I point out that they’ve nonetheless managed to produce plenty of children on this schedule, so something must be working right. We laugh. And then the phone goes dead. Waldman’s waiting for a babysitter to call, someone who’ll be caring for the kids while she and her husband travel to New York for a rare dual book tour.
It’s not the babysitter, Waldman explains when I get her back on the line. “I think maybe the baby’s on the extension.” She sounds tired, a bit harried, but eager to talk about books and parenting, her dual obsessions.
The babysitter finally does call, and Waldman asks if she can call me back. “She’s on a payphone in Vegas,” Waldman admits. “And this is the person I’m leaving my children with?” She begins to write my article for me, moving into a somber, disapproving voice: “Ayelet Waldman leaves her children with a stripper from Vegas while she goes off to spend the week with her husband at the Pierre in New York…”
While she’s enjoying her new life, she’s still a bit ambivalent about the trips, the travel. She can joke, but the joke reveals an anxiety that’s familiar to most mothers. “We all think we’re bad mothers,” Waldman says. “I know I do.” Over a year ago, she says, her then eight-year-old daughter Sophie dropped the baby, Rosie, on her head, fracturing her skull. Rosie is now fine, but Waldman recalls telling the story at a reading: “A woman comes up to me afterwards and says, ‘Ninety-eight percent of men in prison had serious falls as children — you have to get her cranio-therapy…’ And I think, she’s going to jail, she’s going to be a violent criminal, this is what I did. I take responsibility for the bad stuff. The good stuff, I think is just them, but I’m responsible for the bad stuff.”

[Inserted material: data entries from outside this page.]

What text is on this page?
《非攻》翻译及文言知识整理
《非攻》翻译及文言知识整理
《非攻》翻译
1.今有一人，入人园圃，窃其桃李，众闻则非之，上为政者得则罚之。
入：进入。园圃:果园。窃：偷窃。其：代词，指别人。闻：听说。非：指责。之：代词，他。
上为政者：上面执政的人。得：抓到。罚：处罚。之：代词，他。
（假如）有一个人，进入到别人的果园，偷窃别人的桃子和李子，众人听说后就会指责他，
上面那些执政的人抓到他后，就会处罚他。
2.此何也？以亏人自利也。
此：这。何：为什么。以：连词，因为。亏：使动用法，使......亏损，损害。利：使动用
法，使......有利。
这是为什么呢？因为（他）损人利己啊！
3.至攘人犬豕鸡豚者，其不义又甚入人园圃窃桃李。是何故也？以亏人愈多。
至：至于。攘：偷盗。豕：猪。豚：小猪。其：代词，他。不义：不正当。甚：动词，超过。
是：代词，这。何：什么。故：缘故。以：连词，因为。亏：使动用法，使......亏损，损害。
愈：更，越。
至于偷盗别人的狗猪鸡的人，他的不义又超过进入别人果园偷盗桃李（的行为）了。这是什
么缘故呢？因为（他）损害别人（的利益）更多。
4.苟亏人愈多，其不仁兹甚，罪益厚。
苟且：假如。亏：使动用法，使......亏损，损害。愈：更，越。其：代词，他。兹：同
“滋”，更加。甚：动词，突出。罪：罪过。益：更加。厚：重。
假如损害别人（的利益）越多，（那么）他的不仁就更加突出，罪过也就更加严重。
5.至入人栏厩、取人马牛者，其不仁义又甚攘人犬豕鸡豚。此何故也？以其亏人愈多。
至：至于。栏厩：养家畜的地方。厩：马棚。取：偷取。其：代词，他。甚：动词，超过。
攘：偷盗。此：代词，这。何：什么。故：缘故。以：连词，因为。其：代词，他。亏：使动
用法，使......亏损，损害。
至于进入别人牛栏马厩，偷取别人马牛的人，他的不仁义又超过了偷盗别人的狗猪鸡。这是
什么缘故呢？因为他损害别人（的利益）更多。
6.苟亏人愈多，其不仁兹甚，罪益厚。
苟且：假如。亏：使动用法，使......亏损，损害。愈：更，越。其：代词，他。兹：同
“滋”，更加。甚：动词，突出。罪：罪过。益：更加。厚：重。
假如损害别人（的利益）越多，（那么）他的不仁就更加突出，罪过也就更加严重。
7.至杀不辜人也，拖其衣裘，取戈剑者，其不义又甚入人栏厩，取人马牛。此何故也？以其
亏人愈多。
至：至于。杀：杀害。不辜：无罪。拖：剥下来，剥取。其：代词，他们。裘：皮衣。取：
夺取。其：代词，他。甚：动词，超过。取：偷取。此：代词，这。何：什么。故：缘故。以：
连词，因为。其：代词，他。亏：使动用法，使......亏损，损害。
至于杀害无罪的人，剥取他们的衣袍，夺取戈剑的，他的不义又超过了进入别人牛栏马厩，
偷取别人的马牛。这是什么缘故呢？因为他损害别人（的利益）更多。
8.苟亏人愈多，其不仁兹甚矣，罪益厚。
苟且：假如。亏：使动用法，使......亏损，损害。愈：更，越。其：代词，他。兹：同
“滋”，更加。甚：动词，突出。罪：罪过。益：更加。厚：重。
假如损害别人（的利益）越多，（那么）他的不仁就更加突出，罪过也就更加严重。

I suggest to her that the books express this, with their depictions of the failures of parenting. She agrees: “My fiction is all about being a bad mother. Even this new novel (Daughter’s Keeper) is a bad mother, though it’s more redemptive in the end.” She explains that “I started to write a searing indictment of war on drugs — a thing that I care a lot about — and ended up writing a mother-daughter story, which goes to show that’s all I care about really. It’s a mother-daughter story against the backdrop of war on drugs.”
“You think I’m working something out?” Waldman asks wryly. Perhaps. But more importantly for her readers, she’s teasing out maybe the biggest issue for mothers of our time. It seems to me that she’s asking: “How do I best care for my children and for myself? Are my needs at odds with theirs, or can we both develop fully, together?” These questions, implicit in the Mommy Track mysteries, come front and center in Daughter’s Keeper. Towards the end of the novel, a central character reflects that “she had withheld herself … as if mothering were itself a kind of mandatory minimum sentence, as if there were some minimum amount of love you were required to give your child, some minimum responsibility you were obliged to assume….She had never understood, until now, the fundamental truth: that the sentence of motherhood had no limit. There was no cap.” In Daughter’s Keeper, the female characters seem to know intuitively that learning how to mother is a central task. It’s obviously been one for Waldman herself, testing the limits of love as she and Chabon parent their four children.
A version of this profile appeared in Brain, Child: The Magazine for Thinking Mothers, Spring 2003, and has been updated for publication here.